The Ohio State newsroom recently took a detailed look into the latest work of ECE professor Aleix Martinez in the Computational Biology and Cognitive Science Lab, who co-authored research recently published in the Cognition journal. 

Washington Post writer Rachel Feltman also weighed in on the topic, with some effective use of animated gifs to help get the point across. Even Grumpy Cat can't escape the label

Martinez specializes in computer engineering and how it relates to cognitive science.

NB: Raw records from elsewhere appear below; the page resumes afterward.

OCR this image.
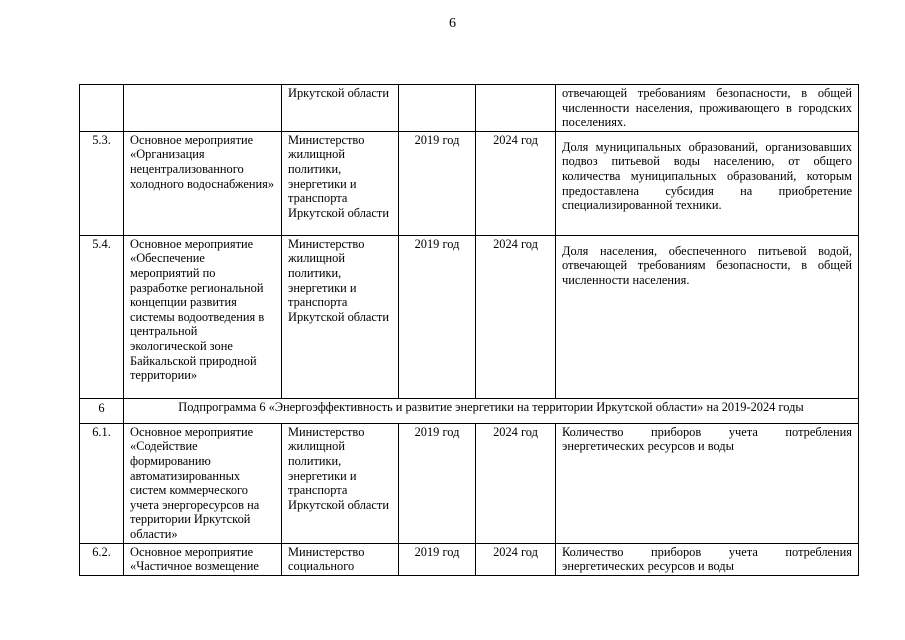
6
		Иркутской области			отвечающей требованиям безопасности, в общей численности населения, проживающего в городских поселениях.

5.3.	Основное мероприятие «Организация нецентрализованного холодного водоснабжения»	Министерство жилищной политики, энергетики и транспорта Иркутской области	2019 год	2024 год	Доля муниципальных образований, организовавших подвоз питьевой воды населению, от общего количества муниципальных образований, которым предоставлена субсидия на приобретение специализированной техники.

5.4.	Основное мероприятие «Обеспечение мероприятий по разработке региональной концепции развития системы водоотведения в центральной экологической зоне Байкальской природной территории»	Министерство жилищной политики, энергетики и транспорта Иркутской области	2019 год	2024 год	Доля населения, обеспеченного питьевой водой, отвечающей требованиям безопасности, в общей численности населения.

6	Подпрограмма 6 «Энергоэффективность и развитие энергетики на территории Иркутской области» на 2019-2024 годы				
6.1.	Основное мероприятие «Содействие формированию автоматизированных систем коммерческого учета энергоресурсов на территории Иркутской области»	Министерство жилищной политики, энергетики и транспорта Иркутской области	2019 год	2024 год	Количество приборов учета потребления энергетических ресурсов и воды

6.2.	Основное мероприятие «Частичное возмещение	Министерство социального	2019 год	2024 год	Количество приборов учета потребления энергетических ресурсов и воды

While researching American Sign Language, he ended up touching upon a whole new realm of data regarding how facial expression relates to human language. 

In his latest work, he explores the hypothesis that expressing negative moral judgment began as simple facial expressions.

Negative moral judgment includes the expressions of "anger, disgust and contempt."

"We called this facial expression the 'not face,'" Martinez writes. "To prove that (it) is indeed easily identified by observers, we demonstrate that the newly identified facial expression of negation is distinct from all known facial expressions of emotion and is, hence, readily visually identifiable by people."

He said scientific evidence strongly supports the view that facial expressions of emotion evolved much earlier than language and are used to communicate with others.

"It is reasonable to hypothesize that some grammaticalized facial expressions evolved through the expression of emotion," Martinez writes.

His research was completed with fellow engineers C. Fabian Benitez-Quiroz and Ronnie B. Wilbur from Purdue University.